Mis pies marcan los pasos ahora en las calles de este país tan de Federico Fellini, Roberto Rossellini, Vittorio De Sica, Luchino Visconti, Pier Paolo Pasolini, Sergio Leone o Michelangelo Antonioni. Todos muertos. Todos eternamente recordados.
Tiene sorna. Tal vez sea la última ciudad que visite y algunos pensarán que debí morir en otro lugar más mío. A los americanos no se nos adopta tan fácilmente; ni cuando se está en la cima. Y puede que esa sea mi situación. He llegado a lo más alto; todo lo que venga de ahora en adelante será la bajada, el descenso, agachar la cerviz.
Ya diviso el cartel del restaurante de lujo donde he quedado con alguien a comer. Como el corazón no responde del todo, voy a dedicarme un festín al paladar y estómago. De ese modo, en la digestión, tal vez me dé el viaje que anhelo.
Los camareros, tras una buena propina, no sospecharán de mi propósito. Como soy corpulento creerán que ingiero así siempre. Falso. No suelo ir de banquete en banquete por mucho que me guste comer. No sé si alguien podrá llegar a pensar que estoy deprimido, falto de ganas, agotado, extinguido. A los cenizos he de decirles a cara de perro: ¡Me encanta vivir, pero todo pasa y llega!
La verdad absoluta no existe. No hay, casi, ni una a medias. Así que nadie sabrá con certeza lo ocurrido. Como no sé el tiempo restante, voy a darle un acelerón a la vida. Quién sabe si luego me permitirá dar otros.

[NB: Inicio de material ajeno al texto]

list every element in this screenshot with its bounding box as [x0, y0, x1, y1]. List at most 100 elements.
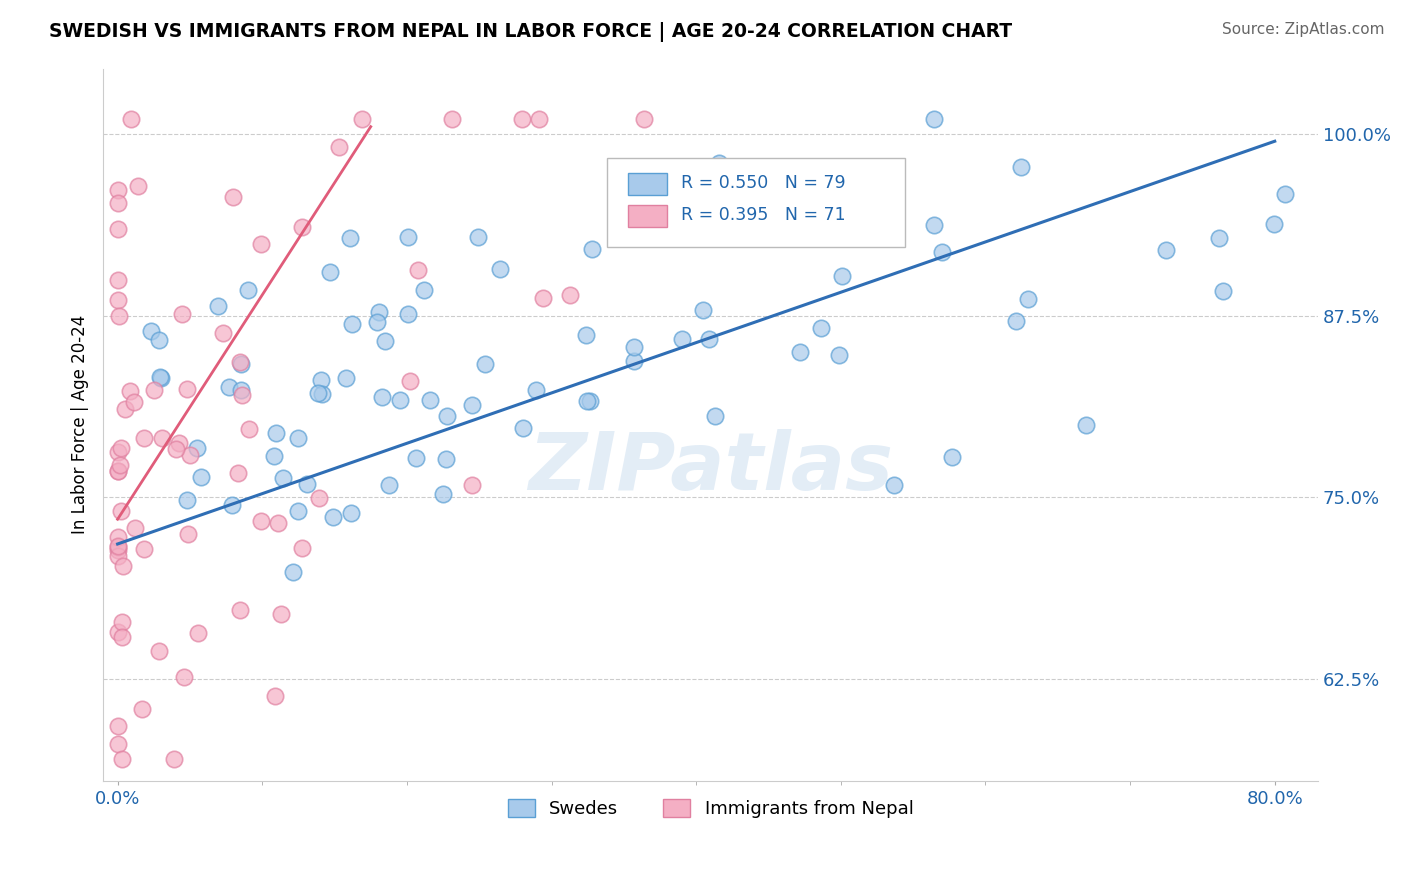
- Point: [524, 383, 547, 397]
- Point: [291, 220, 314, 235]
- Point: [581, 243, 603, 257]
- Point: [107, 464, 129, 478]
- Point: [263, 449, 285, 463]
- Point: [229, 358, 252, 372]
- Point: [1212, 284, 1234, 298]
- Point: [150, 431, 173, 445]
- Point: [922, 112, 945, 127]
- Point: [218, 380, 240, 394]
- Point: [148, 644, 170, 658]
- Point: [148, 333, 170, 347]
- Point: [267, 516, 290, 530]
- Point: [231, 387, 253, 401]
- Point: [176, 383, 198, 397]
- Point: [107, 465, 129, 479]
- Point: [228, 603, 250, 617]
- Point: [434, 451, 457, 466]
- Point: [107, 543, 129, 558]
- Point: [142, 384, 165, 398]
- Point: [107, 540, 129, 554]
- Point: [271, 471, 294, 485]
- Point: [922, 218, 945, 232]
- Point: [221, 498, 243, 512]
- Point: [396, 307, 419, 321]
- Point: [287, 431, 309, 445]
- Point: [396, 229, 419, 244]
- Point: [575, 393, 598, 408]
- Point: [167, 436, 190, 450]
- Point: [212, 326, 235, 340]
- Point: [1274, 186, 1296, 201]
- Point: [187, 625, 209, 640]
- Point: [810, 320, 832, 334]
- Point: [527, 112, 550, 127]
- Point: [110, 441, 132, 455]
- Point: [941, 450, 963, 465]
- Point: [328, 140, 350, 154]
- Point: [405, 451, 427, 466]
- Point: [127, 178, 149, 193]
- Text: R = 0.550   N = 79: R = 0.550 N = 79: [682, 174, 846, 193]
- Point: [162, 752, 184, 766]
- Point: [558, 288, 581, 302]
- Point: [461, 398, 484, 412]
- Point: [295, 477, 318, 491]
- Point: [335, 371, 357, 385]
- Text: Source: ZipAtlas.com: Source: ZipAtlas.com: [1222, 22, 1385, 37]
- Point: [190, 470, 212, 484]
- Point: [340, 318, 363, 332]
- Point: [250, 514, 273, 528]
- Point: [311, 387, 333, 401]
- Point: [717, 176, 740, 190]
- Point: [371, 391, 394, 405]
- Point: [461, 478, 484, 492]
- Point: [207, 299, 229, 313]
- Bar: [628, 204, 666, 227]
- Point: [512, 421, 534, 435]
- Point: [432, 487, 454, 501]
- Point: [703, 409, 725, 423]
- Point: [108, 309, 131, 323]
- Point: [172, 306, 194, 320]
- Point: [111, 630, 134, 644]
- Point: [107, 272, 129, 286]
- Point: [441, 112, 464, 127]
- Point: [287, 503, 309, 517]
- Point: [350, 112, 373, 127]
- Point: [399, 375, 422, 389]
- Point: [831, 268, 853, 283]
- Point: [107, 444, 129, 458]
- Point: [707, 156, 730, 170]
- Point: [107, 293, 129, 308]
- FancyBboxPatch shape: [607, 158, 905, 247]
- Point: [340, 506, 363, 520]
- Point: [177, 527, 200, 541]
- Point: [149, 370, 172, 384]
- Point: [512, 112, 534, 127]
- Point: [1010, 160, 1032, 174]
- Point: [107, 222, 129, 236]
- Point: [623, 340, 645, 354]
- Point: [413, 283, 436, 297]
- Point: [531, 292, 554, 306]
- Point: [236, 283, 259, 297]
- Point: [309, 373, 332, 387]
- Point: [319, 265, 342, 279]
- Point: [229, 355, 252, 369]
- Point: [238, 422, 260, 436]
- Point: [107, 539, 129, 553]
- Point: [1005, 314, 1028, 328]
- Point: [489, 262, 512, 277]
- Point: [107, 183, 129, 197]
- Point: [366, 315, 388, 329]
- Point: [283, 565, 305, 579]
- Point: [264, 426, 287, 441]
- Point: [134, 542, 156, 557]
- Point: [222, 190, 245, 204]
- Point: [186, 441, 208, 455]
- Point: [368, 305, 391, 319]
- Point: [436, 409, 458, 423]
- Point: [173, 670, 195, 684]
- Point: [374, 334, 396, 349]
- Point: [1263, 217, 1285, 231]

La verdad es que, a estas alturas, no me queda nada por hacer y no me he privado jamás de cuanto se me ha antojado. Soy un hedonista bárbaro por naturaleza.
Ale. Allá voy.
Me siento en la mesa de siempre. Saludo al servicio y este sonríe al verme. Piensan que soy como la jodida ficción. Esta dista mucho y esa longitud es, tal vez, la que separa a los artistas de la realidad.
Mientras llega mi acompañante pido el vino y dos raciones de carpaccio de carne, macerado con aceite de oliva y limón natural. Criticarán mi falta de exquisitez. ¿Se dan cuenta de lo irreal y contradictorio de todo?

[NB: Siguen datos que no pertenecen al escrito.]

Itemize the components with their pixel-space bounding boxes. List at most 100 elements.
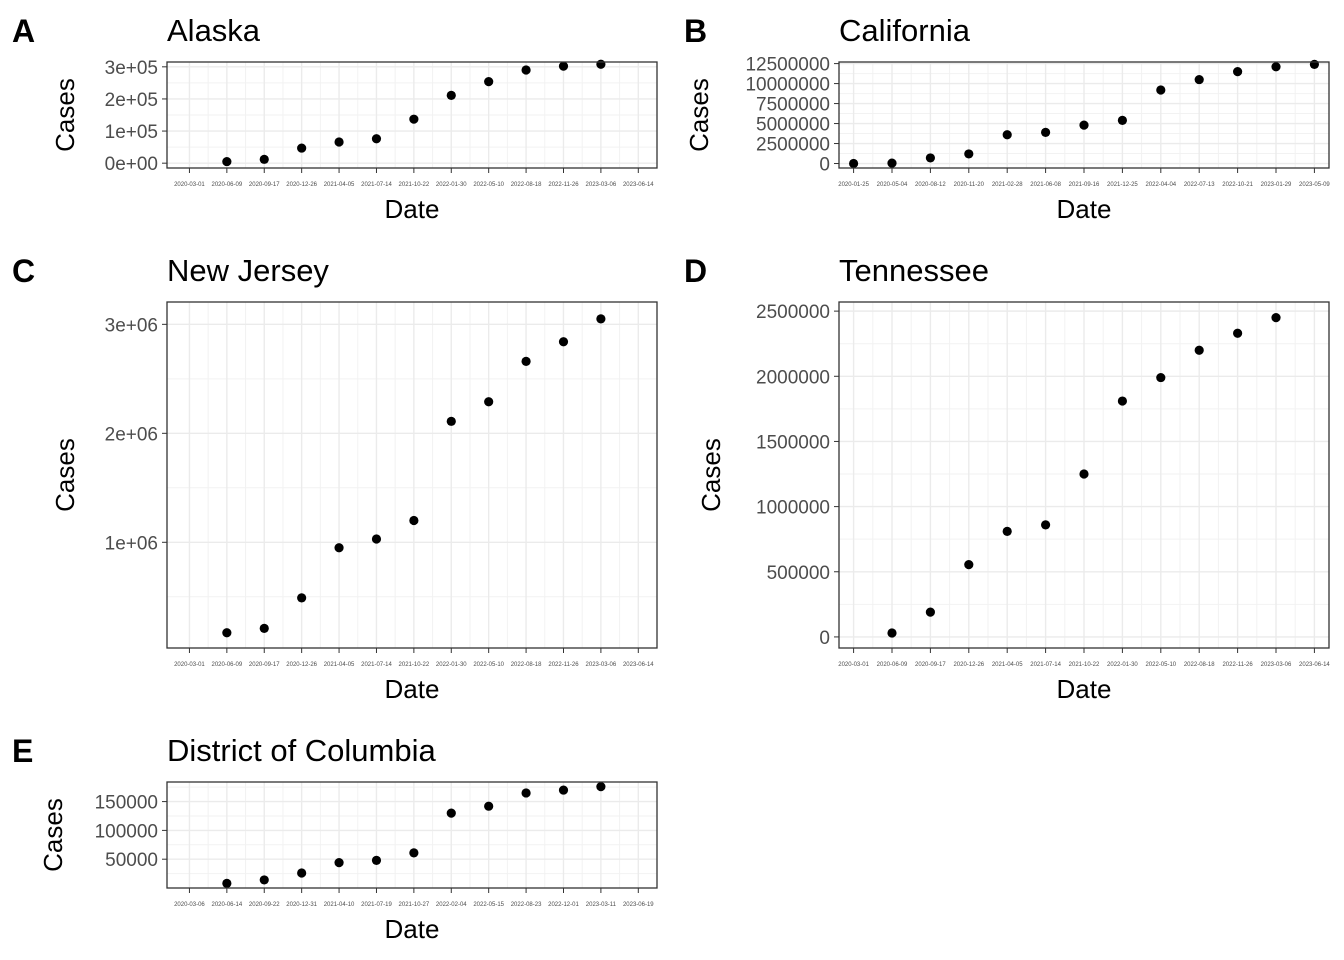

Llega ella. Un vestido rosa palo muestra la rigidez de sus gemelos. Todavía se siente joven. No recuerdo cuando perdí esa percepción de mí mismo. Probablemente en el fondo de cada vaso cuando leía ‘Made in China’. Probablemente ahora eran la primera potencia mundial. Repugnante. Con total seguridad lo consiguieron hace años.
Me muestro pusilánime. En realidad me apetece acostarme con ella, pero no sé lo que aguantará mi corazón tras la digestión de lo que pienso pedir.
El carpaccio estaba tan suculento que me paso al marisco. En los lugares donde suelo comer no me lo permiten por mi intolerancia. El ácido úrico dentro de mí está por las nubes. Aquí no lo saben. Peor para estos ricachones comensales que degustan en las demás mesas. Si palmo, quizá, les fastidie el día. Es lo que suele pasar cuando uno contempla a alguien apunto de cruzar al otro lado. Se llama empatía y cada vez hay menos.
Conocen el final de esta historia. Pero lo importante es lo que siento ahora. Nada. Una jodida ausencia de prioridades y un empacho de banalidad. No me importa cómo me servirán el café luego si eso es lo que les preocupa. Todo pasa y llega. Qué más da lo que puedan pensar sobre lo que pueda suceder.